Валерий Гаврилин - [188]

Шрифт
Интервал

И кроме того, моя родина дала мне ощущение принадлежности к своему народу. <…> Это такой дар — и очень радостный, и мучительный. Радостный потому, что ты узнаёшь вдруг своего брата на этой части земли. И он тебя узнаёт. И вот это ощущение братства — удивительно радостное и весёлое чувство. А вместе с тем это мучительно, потому что когда народ заболевает, тебе становится худо, тебя всего ломает — и сердце болит, и сердце разрывается, и душа разрывается.

Я низко кланяюсь всем моим землякам за то, что всё-таки такой дар они мне дали» [19, 398–399].

24 ноября умер один из самых любимых учеников Гаврилина — Сергей Быковский. Валерий Александрович сильно тосковал по всем дорогим, уже ушедшим людям. Много в те дни играл Свиридова. Особенно — песни на стихи Р. Бёрнса, А. Прокофьева и, конечно, «Отчалившую Русь», которую подарил ему Георгий Васильевич в день концерта Хворостовского в Малом зале Петербургской филармонии в 1996 году (Дмитрий Александрович исполнял тогда сочинения Свиридова. На нотах «Отчалившей Руси» автор написал: «Дорогому Валерию Александровичу Гаврилину. 22 марта 1996. Петербург». А ниже — три автографа: Свиридова, Хворостовского и Аркадьева[246]).

Последний Новый год Гаврилины встречали вдвоём. По телевизору ничего интересного не показывали, и они пели свои любимые песни, Валерий Александрович играл на рояле.

Из дневника: «В эту новогоднюю ночь Валерий мне сказал: «Прости, что я не преподнёс тебе цветы и не смог пойти купить тебе подарок. Но ты дай мне слово, что ты сама купишь себе то, что тебе нужно». И после этих слов протягивает мне открытку.

На открытке — белоснежное поле, вдалеке занесённые снегом избушки, на переднем плане маленькие мальчик и девочка сидят в лапте-санях, и везёт их ёжик. В правом верхнем углу написано: «Зима». А внизу: «В гостях хорошо, а дома лучше!» А на обороте открытки:


Наташе

Милой моей подруге

К Новому году


Пусть всё пройдёт-забудется, Пой, друг мой, эту песенку, Любовь-то ведь останется. Печали в ней не видывать: А что не так получится — Из песни слов не выкинешь, В том Богу будем каяться. Да и к чему выкидывать.


Твой ГаВ.

С.-Петербург, 31 дек. 1998 г.» [21, 584–585]

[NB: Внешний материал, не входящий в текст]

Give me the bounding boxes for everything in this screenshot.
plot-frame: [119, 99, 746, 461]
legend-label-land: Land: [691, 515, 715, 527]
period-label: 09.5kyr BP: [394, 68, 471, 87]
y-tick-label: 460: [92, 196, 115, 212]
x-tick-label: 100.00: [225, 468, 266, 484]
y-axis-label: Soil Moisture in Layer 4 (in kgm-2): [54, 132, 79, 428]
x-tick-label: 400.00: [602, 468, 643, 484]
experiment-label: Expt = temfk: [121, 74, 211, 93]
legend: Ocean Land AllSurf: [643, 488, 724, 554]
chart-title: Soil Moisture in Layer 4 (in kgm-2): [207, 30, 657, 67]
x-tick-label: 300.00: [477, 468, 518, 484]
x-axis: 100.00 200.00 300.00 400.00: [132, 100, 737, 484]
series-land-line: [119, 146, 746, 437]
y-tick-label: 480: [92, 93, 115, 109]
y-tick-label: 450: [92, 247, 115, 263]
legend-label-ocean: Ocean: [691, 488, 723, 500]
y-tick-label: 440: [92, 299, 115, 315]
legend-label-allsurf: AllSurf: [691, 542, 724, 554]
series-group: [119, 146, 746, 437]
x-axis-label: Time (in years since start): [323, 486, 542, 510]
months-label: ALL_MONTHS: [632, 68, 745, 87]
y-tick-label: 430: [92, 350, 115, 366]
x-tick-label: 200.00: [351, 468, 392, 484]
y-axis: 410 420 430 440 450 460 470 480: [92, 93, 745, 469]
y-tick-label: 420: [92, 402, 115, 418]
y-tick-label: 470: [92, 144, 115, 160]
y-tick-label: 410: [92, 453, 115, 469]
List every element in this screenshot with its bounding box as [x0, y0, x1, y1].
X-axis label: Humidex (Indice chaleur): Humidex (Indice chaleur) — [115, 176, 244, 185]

Утром 14 января у Гаврилина случился тяжёлый сердечный приступ. Наталия Евгеньевна должна была идти в оперу, но, естественно, не хотела оставлять мужа одного. Он же настоял: раз собралась — то иди. Высидела только два акта «Аиды» и ушла. А Валерий Александрович как-то почувствовал, что она уже идёт домой — вышел встречать.

24 января в узком кругу отмечали день рождения Наталии Евгеньевны. Тогда же Гаврилин сказал, чтобы на его шестидесятилетие она никого не звала, чтобы они были только вдвоём.

В этот январский вечер много разговаривали, шутили, фотографировались, Гаврилин сопротивлялся, но в итоге и его тоже запечатлели.

Валерий Александрович подарил всем по экземпляру книги, полученной им в качестве гонорара, — «Не жалею, не зову, не плачу» (сборник произведений советских композиторов, куда вошла и его «Осень» из «Времён года», написанная на стихи С. Есенина). И по многочисленным просьбам даже на каждом экземпляре оставил автограф.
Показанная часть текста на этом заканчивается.